Edward Franklin Grant Borland III (1925–2013) received the French Legion of Honor in 2005 for his saving of the French town of Dieppe, Seine-Maritime from a planned Allied Command air raid.

==Life==
Borland was born March 31, 1925.

Borland, more commonly known as "Jiggs" by his family and friends, was born of Canadian parents in Reading, Pennsylvania, and emigrated to Canada with his parents at the age of 10.

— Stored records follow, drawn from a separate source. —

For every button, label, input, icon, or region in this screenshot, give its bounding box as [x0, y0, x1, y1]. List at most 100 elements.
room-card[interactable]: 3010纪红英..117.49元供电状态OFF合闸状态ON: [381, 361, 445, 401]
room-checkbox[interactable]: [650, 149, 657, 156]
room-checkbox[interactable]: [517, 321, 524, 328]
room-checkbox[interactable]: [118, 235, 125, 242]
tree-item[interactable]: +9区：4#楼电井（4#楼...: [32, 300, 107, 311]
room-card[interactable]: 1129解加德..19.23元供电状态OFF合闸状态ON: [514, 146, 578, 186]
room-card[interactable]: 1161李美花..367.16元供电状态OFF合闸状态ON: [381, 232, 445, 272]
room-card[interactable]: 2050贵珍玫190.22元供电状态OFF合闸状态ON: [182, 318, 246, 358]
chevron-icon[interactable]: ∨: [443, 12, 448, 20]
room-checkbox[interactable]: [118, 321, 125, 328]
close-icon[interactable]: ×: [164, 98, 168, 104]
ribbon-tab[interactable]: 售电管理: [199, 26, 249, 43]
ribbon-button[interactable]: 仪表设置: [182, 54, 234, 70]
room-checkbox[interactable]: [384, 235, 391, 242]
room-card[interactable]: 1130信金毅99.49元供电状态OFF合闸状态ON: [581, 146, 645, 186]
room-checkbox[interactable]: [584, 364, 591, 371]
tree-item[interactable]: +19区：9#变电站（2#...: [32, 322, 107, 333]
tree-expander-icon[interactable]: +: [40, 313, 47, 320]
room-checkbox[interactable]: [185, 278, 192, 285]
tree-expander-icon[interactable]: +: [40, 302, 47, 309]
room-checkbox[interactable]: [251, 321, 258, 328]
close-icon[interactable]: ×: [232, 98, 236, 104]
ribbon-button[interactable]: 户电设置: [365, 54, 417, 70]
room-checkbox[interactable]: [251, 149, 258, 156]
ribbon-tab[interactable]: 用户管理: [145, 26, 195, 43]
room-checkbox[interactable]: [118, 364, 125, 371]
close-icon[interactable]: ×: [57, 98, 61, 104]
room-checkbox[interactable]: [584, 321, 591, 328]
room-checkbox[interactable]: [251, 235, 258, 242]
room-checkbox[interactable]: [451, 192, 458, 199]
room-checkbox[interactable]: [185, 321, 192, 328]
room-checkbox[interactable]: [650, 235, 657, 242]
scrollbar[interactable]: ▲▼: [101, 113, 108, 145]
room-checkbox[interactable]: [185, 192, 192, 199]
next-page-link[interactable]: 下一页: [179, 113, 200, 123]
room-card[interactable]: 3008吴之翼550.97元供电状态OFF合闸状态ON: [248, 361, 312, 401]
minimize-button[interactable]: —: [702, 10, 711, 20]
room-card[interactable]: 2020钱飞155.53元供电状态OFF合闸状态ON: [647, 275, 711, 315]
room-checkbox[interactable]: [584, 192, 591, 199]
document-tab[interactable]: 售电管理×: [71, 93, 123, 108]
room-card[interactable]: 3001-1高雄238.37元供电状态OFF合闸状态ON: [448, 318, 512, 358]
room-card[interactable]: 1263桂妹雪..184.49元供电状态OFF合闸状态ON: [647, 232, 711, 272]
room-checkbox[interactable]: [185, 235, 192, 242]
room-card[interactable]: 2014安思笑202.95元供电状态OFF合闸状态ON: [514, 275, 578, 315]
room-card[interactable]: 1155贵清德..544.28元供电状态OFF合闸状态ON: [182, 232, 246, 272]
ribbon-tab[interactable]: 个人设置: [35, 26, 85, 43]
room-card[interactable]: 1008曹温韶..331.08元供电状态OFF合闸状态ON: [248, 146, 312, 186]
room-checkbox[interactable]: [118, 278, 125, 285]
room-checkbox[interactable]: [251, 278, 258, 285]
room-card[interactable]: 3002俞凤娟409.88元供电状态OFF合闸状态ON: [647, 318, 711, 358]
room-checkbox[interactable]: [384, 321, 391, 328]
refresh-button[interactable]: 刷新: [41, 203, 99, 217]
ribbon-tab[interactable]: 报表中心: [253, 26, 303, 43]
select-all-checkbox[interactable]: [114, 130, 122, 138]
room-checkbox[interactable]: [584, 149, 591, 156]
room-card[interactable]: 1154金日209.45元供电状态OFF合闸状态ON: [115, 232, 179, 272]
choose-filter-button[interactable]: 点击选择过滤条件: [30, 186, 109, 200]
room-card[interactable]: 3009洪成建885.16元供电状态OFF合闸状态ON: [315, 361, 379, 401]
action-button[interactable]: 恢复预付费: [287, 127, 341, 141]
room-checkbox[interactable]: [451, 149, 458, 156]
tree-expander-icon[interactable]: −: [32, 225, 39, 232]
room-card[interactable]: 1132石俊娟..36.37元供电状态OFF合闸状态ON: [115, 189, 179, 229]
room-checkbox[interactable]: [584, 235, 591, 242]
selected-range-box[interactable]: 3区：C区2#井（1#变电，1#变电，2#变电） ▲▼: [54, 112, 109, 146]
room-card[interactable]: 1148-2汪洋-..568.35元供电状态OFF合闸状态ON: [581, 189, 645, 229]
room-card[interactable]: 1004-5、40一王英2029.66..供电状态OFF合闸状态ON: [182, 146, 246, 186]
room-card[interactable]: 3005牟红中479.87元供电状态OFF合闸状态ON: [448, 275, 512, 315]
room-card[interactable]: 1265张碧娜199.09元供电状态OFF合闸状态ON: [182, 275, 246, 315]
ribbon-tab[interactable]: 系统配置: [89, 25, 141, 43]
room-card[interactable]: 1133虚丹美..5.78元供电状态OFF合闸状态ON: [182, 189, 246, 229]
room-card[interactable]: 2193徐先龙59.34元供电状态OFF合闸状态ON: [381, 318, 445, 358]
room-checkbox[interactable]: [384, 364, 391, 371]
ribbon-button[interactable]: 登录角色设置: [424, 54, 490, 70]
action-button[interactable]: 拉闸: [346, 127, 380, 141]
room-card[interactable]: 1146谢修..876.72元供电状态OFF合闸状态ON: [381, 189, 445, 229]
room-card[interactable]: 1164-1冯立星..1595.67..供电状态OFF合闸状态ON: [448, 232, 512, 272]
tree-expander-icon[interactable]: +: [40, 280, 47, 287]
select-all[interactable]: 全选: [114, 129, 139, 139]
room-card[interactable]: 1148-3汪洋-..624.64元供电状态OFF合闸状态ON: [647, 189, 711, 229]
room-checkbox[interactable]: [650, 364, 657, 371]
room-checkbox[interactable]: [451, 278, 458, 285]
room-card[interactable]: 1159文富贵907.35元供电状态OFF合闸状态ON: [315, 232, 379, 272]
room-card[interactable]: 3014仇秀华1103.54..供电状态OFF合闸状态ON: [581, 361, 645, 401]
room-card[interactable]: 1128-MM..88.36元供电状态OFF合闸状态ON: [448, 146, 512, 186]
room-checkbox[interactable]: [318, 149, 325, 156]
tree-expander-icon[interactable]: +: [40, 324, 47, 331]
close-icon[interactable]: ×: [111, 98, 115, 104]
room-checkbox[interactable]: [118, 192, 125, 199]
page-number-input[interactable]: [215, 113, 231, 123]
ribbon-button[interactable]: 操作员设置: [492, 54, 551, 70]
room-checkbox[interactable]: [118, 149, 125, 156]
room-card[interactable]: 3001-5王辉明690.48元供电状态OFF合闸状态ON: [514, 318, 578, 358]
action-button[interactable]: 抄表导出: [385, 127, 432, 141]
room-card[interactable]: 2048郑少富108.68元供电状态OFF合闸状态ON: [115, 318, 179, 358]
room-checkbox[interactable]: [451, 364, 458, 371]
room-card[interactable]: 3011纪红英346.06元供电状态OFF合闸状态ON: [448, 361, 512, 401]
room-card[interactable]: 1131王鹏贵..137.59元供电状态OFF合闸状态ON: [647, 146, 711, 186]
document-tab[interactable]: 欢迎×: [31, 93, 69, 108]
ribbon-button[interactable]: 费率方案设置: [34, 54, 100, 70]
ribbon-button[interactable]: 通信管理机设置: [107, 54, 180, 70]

He volunteered for the Canadian army at the age of 17. From here he would attend jump school in Manitoba but did not finish due to an injury. From here he moved onto tanker school in Borden, Ontario. Once he had completed this portion of his training he was assigned to 14th Canadian Hussars. Once in England, a number of the armored units were asked to assign a number of its members to a new unit known as the 8th Reconnaissance Squadron, better known as the Canadian 8th Recce. Jiggs' role within the unit was to be a main gunner, radio operator and secondary driver.

==Heroism==
In a letter from French President Jacques Chirac in 2005, it was stated that he has been chosen to receive the "Legion of Honor". The honor has been bestowed upon Mr. Borland for his saving of the French town of Dieppe, Seine-Maritime from a planned Allied Command air raid. The 8th Recce was made aware, by the French resistance, that the German army had left the town overnight. The Germans had fought with the 2nd Canadian Division earlier in the war and didn't fare well and had no interest in doing it again. Upon learning that there were no Germans in the town Jiggs radioed to headquarters with the news. The response was to go and verify this because the bombing mission had been planned for a long time and wasn't about to be called off without concrete evidence.

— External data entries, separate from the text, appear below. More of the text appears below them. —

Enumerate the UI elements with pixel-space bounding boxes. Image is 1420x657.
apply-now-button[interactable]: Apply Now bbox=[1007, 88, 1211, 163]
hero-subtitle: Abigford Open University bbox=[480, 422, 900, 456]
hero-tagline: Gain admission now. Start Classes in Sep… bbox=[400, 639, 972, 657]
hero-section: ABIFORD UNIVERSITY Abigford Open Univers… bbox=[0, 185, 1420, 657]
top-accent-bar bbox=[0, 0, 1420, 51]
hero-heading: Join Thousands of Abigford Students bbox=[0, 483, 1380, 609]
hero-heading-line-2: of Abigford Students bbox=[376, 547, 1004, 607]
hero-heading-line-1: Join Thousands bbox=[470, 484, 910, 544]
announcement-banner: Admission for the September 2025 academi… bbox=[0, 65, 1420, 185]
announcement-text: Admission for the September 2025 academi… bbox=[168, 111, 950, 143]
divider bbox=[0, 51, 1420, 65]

The 8th Recce set out to verify the claim. Only six vehicles in the unit had radios. Due to the terrain and limitations of the radios the communication link with headquarters was lost every 8 to 10 miles (13 to 16 km). At this point they would leave a vehicle and a few men to re-establish the link. This tactic is never done as there is always the possibility of attack from an enemy force. The 8th Recce didn't have a smooth trip as they encountered small enemy ambushes and a retreating anti-aircraft unit. All of which put up a limited fight.
Upon reaching a hill overlooking the town of Dieppe, with only one armored car and a Bren Gun Carrier, Jiggs and his crew of eight others were approached by the mayor and members of the French Resistance. They told them that there was only one German machine gun nest left in the town and pointed it out. As Jiggs lined up on the window with his main gun, a white flag emerged indicating surrender. The French police then arrested the Germans. Jiggs radioed back to headquarters the following message: "Francis is alive and well and will be expecting his friends for dinner". This meant that the town was indeed free of the enemy and that the rest of the 2nd Canadian Division could move up to this point. At this point, the Allied bombers were already in the air and less than 30 minutes from the target. The bombers were then rerouted to another target.

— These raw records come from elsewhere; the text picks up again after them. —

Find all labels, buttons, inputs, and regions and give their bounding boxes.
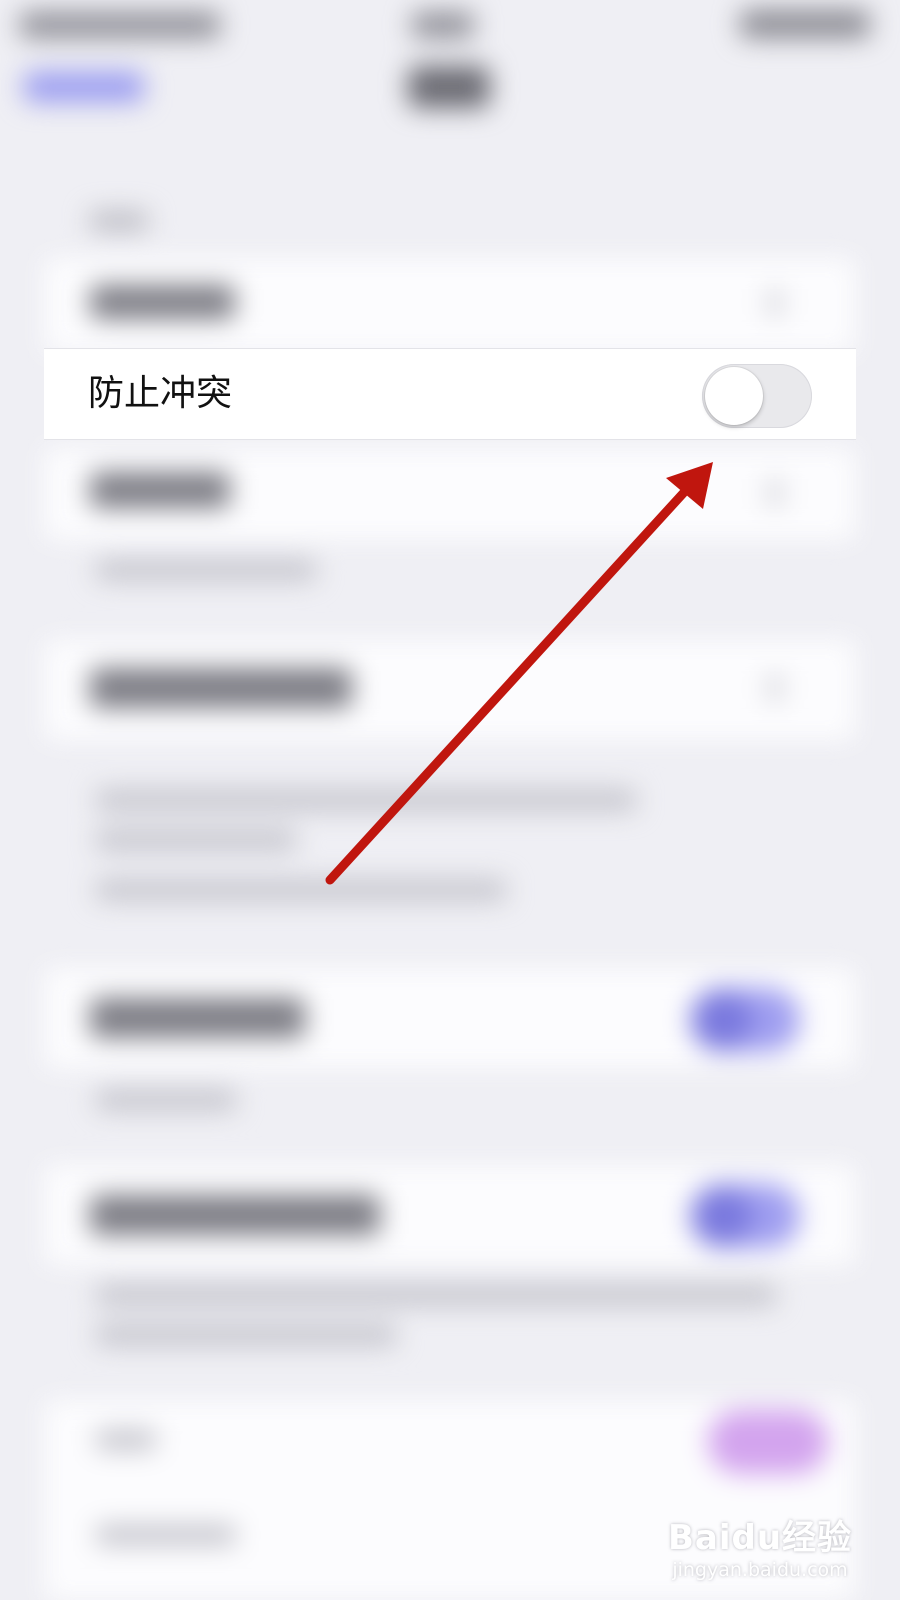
nav-title <box>408 66 490 108</box>
back-button[interactable] <box>24 72 144 102</box>
chevron-right-icon <box>768 290 782 316</box>
toggle-switch-on[interactable] <box>708 1410 828 1474</box>
status-bar-right <box>740 10 870 38</box>
row-label <box>90 285 235 319</box>
status-bar-left <box>20 12 220 38</box>
blurred-background <box>0 0 900 1600</box>
row-label <box>90 1195 380 1235</box>
row-label: 防止冲突 <box>88 373 233 414</box>
toggle-switch[interactable] <box>702 364 812 428</box>
row-description <box>96 1525 236 1545</box>
toggle-knob <box>692 1186 752 1246</box>
settings-row-prevent-conflict[interactable]: 防止冲突 <box>44 348 856 440</box>
status-bar-time <box>412 12 474 38</box>
section-header <box>90 212 148 230</box>
settings-screen: 防止冲突 Baidu经验 jingyan.baidu.com <box>0 0 900 1600</box>
chevron-right-icon <box>768 675 782 701</box>
toggle-knob <box>705 367 763 425</box>
toggle-knob <box>692 990 752 1050</box>
row-description <box>96 560 316 580</box>
row-description <box>96 790 636 810</box>
row-label <box>90 668 352 708</box>
baidu-jingyan-watermark: Baidu经验 jingyan.baidu.com <box>660 1518 860 1582</box>
row-label <box>90 472 230 508</box>
row-description <box>96 1285 776 1305</box>
row-description <box>96 880 506 900</box>
row-description <box>96 830 296 850</box>
row-label <box>90 998 305 1038</box>
chevron-right-icon <box>768 480 782 506</box>
row-description <box>96 1430 156 1450</box>
watermark-url: jingyan.baidu.com <box>672 1559 848 1581</box>
row-description <box>96 1090 236 1110</box>
watermark-logo: Baidu经验 <box>667 1518 853 1558</box>
row-description <box>96 1325 396 1345</box>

When interviewed by local and national news media, he had commented that he does not consider himself a hero. Borland was quoted as saying, "There was no heroism in it; we were doing our job".

==Post war==
After the war, Jiggs started homesteading in Oakville, Ontario, where he met his wife Alma Giles. Alma was from Newfoundland and convinced Jiggs to move there. In 1953, the family and all their belongings were moved. They settled on a small plot of land between Bishop's Falls and Botwood. The farm was developed and went through many changes over the years—from vegetable to hog to poultry and egg farming. Jiggs has now turned the farm into a popular tourist attraction with a petting zoo, horseback riding, and a bed and breakfast among other things.

On January 18, 2013—the day Jiggs died—he was surrounded by family and friends. Just hours before his death, he was awarded the "Queen Elizabeth II Diamond Jubilee Medal" by Liberal MP Scott Simms on the Queen's behalf. This commemorative medal served to honour significant contributions and achievements by Canadians.